Jornada Semanal,  domingo 7 de noviembre  de 2004             núm. 505

LO QUE DICE GUILLERMO

Mi colega, el poeta Eduardo Casar, da clase en la misma escuela que yo. Él dice, con el humor y la sagacidad que lo caracterizan, que desde el primer día de clases sabe quiénes van a ser los alumnos molones. Los que nunca van a estar de acuerdo; los que rechazarán lo que el maestro tenga que ofrecer, aunque se trate de una receta para sacarse el Melate. Siempre hay alguno en un grupo. Por suerte, también los hay cómplices, ésos a los que les gusta ir a las clases simplemente porque el asunto allí es hablar de libros.

Tengo que decir que la materia que yo imparto es Literatura infantil y juvenil, y que el tema me parece apasionante. Lo malo es que la doy en el último semestre del diplomado, cuando a los alumnos ya se les queman las habas por irse a escribir sus propias novelas, cuentos y poemas –mientras más para adultos, mejor. Y para llover sobre mojado, la clase es teórica: puro leer y casi nada de escribir. Así las cosas, puedo afirmar que al principio hay ciertas resistencias. Las primeras semanas tengo que echar mano de la artillería pesada –ensayos escritos por novelistas y críticos muy serios, los comentarios de Borges sobre Kipling, de Rushdie sobre Sendak, por ejemplo– para que mi chicle pegue. Pero no fue así con Guillermo Vega, el del encabezado de este artículo. Aunque se notaba que sus autores preferidos eran escritores alejados de la literatura infantil, leyó a Michael Ende con la misma curiosidad y lucidez con la que indagaba en los poemas de Bukowski. Sus intervenciones fueron deliciosas: aunque no vacilaba en mostrar su desacuerdo con quien fuera, maestro, alumno o autor, argumentaba cada objeción con inteligencia; siempre dice, muerto de risa, las cosas más serias sobre la escritura.

En Antología de lo indecible, su primer libro de cuentos, compruebo con alegría algo que sospechaba: que Guillermo Vega puede sostener con la misma destreza una narración desde el punto de vista de un niño o de un oficinista que anda de parranda, aunque su libro abunda en protagonistas extraños. Por ejemplo, en el monólogo "Ariadna en el laberinto", Guillermo explora el ánimo de una mujer torero abismada ante la belleza minuciosa del traje de luces.

Con un lenguaje engañosamente sencillo, en el que abundan los juegos de palabras, los chistes y las metáforas amargas, Guillermo teje catorce historias en las que el único rasero común es la falta de patetismo.

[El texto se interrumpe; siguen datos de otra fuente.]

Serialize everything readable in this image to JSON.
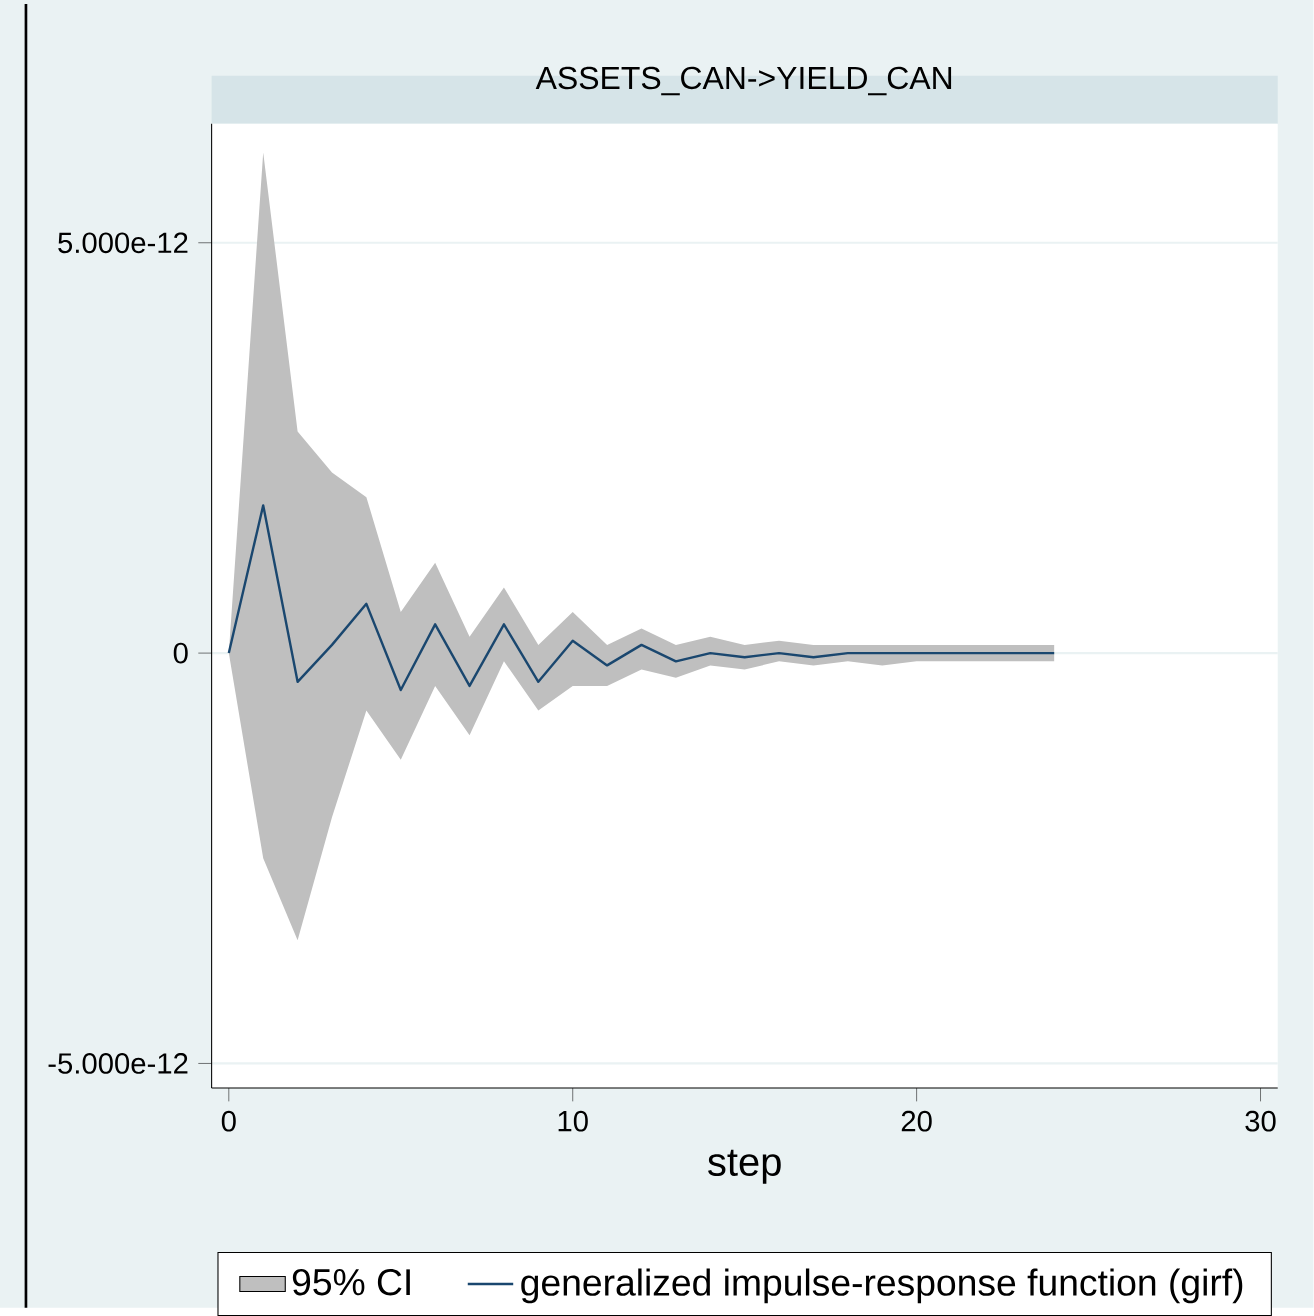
{
  "chart_data": {
    "type": "line",
    "title": "ASSETS_CAN->YIELD_CAN",
    "xlabel": "step",
    "x": [
      0,
      1,
      2,
      3,
      4,
      5,
      6,
      7,
      8,
      9,
      10,
      11,
      12,
      13,
      14,
      15,
      16,
      17,
      18,
      19,
      20,
      21,
      22,
      23,
      24
    ],
    "series": [
      {
        "name": "95% CI",
        "type": "area",
        "color": "#bfbfbf",
        "values": [
          null,
          null,
          null,
          null,
          null,
          null,
          null,
          null,
          null,
          null,
          null,
          null,
          null,
          null,
          null,
          null,
          null,
          null,
          null,
          null,
          null,
          null,
          null,
          null,
          null
        ],
        "lower": [
          0,
          -2.5e-12,
          -3.5e-12,
          -2e-12,
          -7e-13,
          -1.3e-12,
          -4e-13,
          -1e-12,
          -1e-13,
          -7e-13,
          -4e-13,
          -4e-13,
          -2e-13,
          -3e-13,
          -1.5e-13,
          -2e-13,
          -1e-13,
          -1.5e-13,
          -1e-13,
          -1.5e-13,
          -1e-13,
          -1e-13,
          -1e-13,
          -1e-13,
          -1e-13
        ],
        "upper": [
          0,
          6.1e-12,
          2.7e-12,
          2.2e-12,
          1.9e-12,
          5e-13,
          1.1e-12,
          2e-13,
          8e-13,
          1e-13,
          5e-13,
          1e-13,
          3e-13,
          1e-13,
          2e-13,
          1e-13,
          1.5e-13,
          1e-13,
          1e-13,
          1e-13,
          1e-13,
          1e-13,
          1e-13,
          1e-13,
          1e-13
        ]
      },
      {
        "name": "generalized impulse-response function (girf)",
        "type": "line",
        "color": "#1a476f",
        "values": [
          0,
          1.8e-12,
          -3.5e-13,
          1e-13,
          6e-13,
          -4.5e-13,
          3.5e-13,
          -4e-13,
          3.5e-13,
          -3.5e-13,
          1.5e-13,
          -1.5e-13,
          1e-13,
          -1e-13,
          0,
          -5e-14,
          0,
          -5e-14,
          0,
          0,
          0,
          0,
          0,
          0,
          0
        ]
      }
    ],
    "xlim": [
      -0.5,
      30.5
    ],
    "xticks": [
      0,
      10,
      20,
      30
    ],
    "ylim": [
      -5.3e-12,
      6.45e-12
    ],
    "yticks": [
      {
        "value": -5e-12,
        "label": "-5.000e-12"
      },
      0,
      {
        "value": 5e-12,
        "label": "5.000e-12"
      }
    ],
    "grid": "y",
    "legend": "bottom",
    "marker": "none",
    "line_style": "solid"
  }
}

Hasta en el sorprendente "La culpa", en el que el autor mira con una ternura desnuda y sin miramientos a una mujer en camino del cinismo que se detiene para formar una inesperada pietá con un amante más que improbable, Guillermo apela, sin sensiblería, a nuestra inteligencia.

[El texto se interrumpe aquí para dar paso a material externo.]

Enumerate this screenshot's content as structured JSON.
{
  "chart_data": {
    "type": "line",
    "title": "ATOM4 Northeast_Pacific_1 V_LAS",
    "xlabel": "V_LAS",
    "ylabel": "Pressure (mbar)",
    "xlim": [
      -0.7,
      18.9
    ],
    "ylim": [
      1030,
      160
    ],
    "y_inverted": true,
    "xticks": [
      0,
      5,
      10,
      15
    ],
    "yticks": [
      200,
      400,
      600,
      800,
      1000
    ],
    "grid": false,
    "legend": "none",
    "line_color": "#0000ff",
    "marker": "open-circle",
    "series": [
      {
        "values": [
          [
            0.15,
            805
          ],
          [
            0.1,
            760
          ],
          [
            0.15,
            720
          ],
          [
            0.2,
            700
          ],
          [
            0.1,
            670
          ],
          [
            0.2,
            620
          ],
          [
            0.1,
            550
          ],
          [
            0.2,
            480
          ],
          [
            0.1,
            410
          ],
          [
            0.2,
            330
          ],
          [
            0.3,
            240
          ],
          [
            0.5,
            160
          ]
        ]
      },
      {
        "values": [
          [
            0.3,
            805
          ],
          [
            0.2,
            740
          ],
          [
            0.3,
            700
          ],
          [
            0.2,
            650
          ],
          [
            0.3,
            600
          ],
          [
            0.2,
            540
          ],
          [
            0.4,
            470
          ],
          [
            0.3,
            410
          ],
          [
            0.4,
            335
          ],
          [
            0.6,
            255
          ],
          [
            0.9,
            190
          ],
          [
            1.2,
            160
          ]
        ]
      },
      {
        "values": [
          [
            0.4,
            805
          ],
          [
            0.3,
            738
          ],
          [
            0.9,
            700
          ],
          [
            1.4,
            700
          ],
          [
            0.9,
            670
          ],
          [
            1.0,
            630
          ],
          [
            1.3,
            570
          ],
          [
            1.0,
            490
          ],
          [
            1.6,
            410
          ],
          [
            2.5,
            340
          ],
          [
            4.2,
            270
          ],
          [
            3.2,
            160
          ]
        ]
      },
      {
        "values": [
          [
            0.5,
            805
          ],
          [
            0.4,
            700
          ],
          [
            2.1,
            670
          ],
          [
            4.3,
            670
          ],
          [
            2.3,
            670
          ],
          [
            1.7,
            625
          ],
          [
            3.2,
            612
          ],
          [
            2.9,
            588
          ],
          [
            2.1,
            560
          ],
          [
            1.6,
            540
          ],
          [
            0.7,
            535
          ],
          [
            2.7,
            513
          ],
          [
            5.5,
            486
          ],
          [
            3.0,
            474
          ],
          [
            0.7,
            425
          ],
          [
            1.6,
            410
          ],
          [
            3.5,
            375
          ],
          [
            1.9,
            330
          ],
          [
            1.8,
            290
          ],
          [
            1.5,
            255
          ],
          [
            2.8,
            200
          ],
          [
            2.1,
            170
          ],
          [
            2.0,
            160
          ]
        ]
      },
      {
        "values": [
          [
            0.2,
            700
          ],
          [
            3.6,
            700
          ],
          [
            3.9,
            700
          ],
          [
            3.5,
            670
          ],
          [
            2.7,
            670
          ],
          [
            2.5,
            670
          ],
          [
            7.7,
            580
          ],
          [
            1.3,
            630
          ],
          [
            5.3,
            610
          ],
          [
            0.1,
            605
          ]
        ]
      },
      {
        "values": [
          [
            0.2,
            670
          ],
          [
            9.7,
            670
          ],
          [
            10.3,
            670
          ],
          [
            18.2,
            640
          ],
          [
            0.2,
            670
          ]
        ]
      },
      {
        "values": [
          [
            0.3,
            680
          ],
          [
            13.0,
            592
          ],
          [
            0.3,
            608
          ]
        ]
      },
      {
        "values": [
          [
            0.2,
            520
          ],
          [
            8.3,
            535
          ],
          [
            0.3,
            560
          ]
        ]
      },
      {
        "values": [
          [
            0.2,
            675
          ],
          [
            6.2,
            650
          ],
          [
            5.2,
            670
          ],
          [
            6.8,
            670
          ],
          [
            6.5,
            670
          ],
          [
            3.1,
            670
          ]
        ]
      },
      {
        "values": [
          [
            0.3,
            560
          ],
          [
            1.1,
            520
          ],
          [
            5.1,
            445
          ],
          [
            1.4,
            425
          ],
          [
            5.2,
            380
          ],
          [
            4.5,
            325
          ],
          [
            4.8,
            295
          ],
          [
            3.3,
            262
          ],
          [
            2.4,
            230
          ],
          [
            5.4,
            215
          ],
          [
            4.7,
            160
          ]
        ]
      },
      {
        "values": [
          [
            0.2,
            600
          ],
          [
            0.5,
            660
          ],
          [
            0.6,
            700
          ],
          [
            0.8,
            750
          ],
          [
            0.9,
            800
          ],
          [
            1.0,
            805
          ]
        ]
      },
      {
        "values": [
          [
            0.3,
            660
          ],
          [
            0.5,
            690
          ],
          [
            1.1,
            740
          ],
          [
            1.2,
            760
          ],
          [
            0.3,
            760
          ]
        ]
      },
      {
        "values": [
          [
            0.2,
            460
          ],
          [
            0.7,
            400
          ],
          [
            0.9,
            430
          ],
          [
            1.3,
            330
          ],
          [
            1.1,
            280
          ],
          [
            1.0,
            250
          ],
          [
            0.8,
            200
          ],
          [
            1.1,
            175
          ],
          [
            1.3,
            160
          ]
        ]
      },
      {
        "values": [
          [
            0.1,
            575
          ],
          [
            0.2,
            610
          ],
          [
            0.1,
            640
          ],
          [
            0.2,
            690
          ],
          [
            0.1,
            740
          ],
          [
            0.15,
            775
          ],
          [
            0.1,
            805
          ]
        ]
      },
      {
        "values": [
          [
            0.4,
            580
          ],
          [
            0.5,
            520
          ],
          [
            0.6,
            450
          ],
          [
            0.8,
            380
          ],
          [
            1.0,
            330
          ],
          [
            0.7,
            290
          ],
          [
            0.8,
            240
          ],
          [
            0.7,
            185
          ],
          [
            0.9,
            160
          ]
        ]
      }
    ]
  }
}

En "Hijo del mar" un niño se hace hombre mucho antes de tiempo, mientras que en el hilarante "La vida sexual de los caracoles" asistimos a los rituales de los treintañeros que se niegan a ser adultos, que condecoran cada una de sus borracheras. Este último relato comienza con una frase que vuelve imposible soltar el libro hasta que no sea contestada por uno de los personajes: ¿Cuál es la peor chingadera que han hecho en su vida? que el narrador en primera persona, un tipo lleno de ironía y un leve autoescarnio, tendrá que asumir.

Fareros que a lo mejor son hombres lobo en el onírico "El tercer aullido" donde el desamor y la soledad se pelean la lucidez de un hombre; prostitutas con poderes sexuales que nos remiten a los íncubos como "El perro de Brasil"; adolescentes inseguros que entienden por primera vez al otro al hacer una entrevista como parte de sus deberes escolares o mientras ponen discos en una fiesta; estudios sexuales-teológicos; crónicas de familia; el rashomónico recuento de un suicidio y hasta una pesadilla de Dante Alighieri son las situaciones y los personajes que pueblan el universo que ha creado Guillermo. Un ámbito en el que los paisajes y los momentos están señalados por el agua. Regaderas, piletas, albercas, el mar. Las ganas de orinar, los cuerpos cubiertos por toallas, la sed. El agua como sinónimo de alejamiento, de ascendencia. El agua, los cuerpos y sus dolores (unos memorables y bien descritos dolores de espalda, sobre todo); sus fortalezas y carencias. La soledad, la ira. El sueño.

Ojalá, en estos días en los que escribir cuento es un desafío porque pocas editoriales favorecen a los cuentistas, Guillermo siga siendo el mismo provocador y continúe diciendo lo indecible.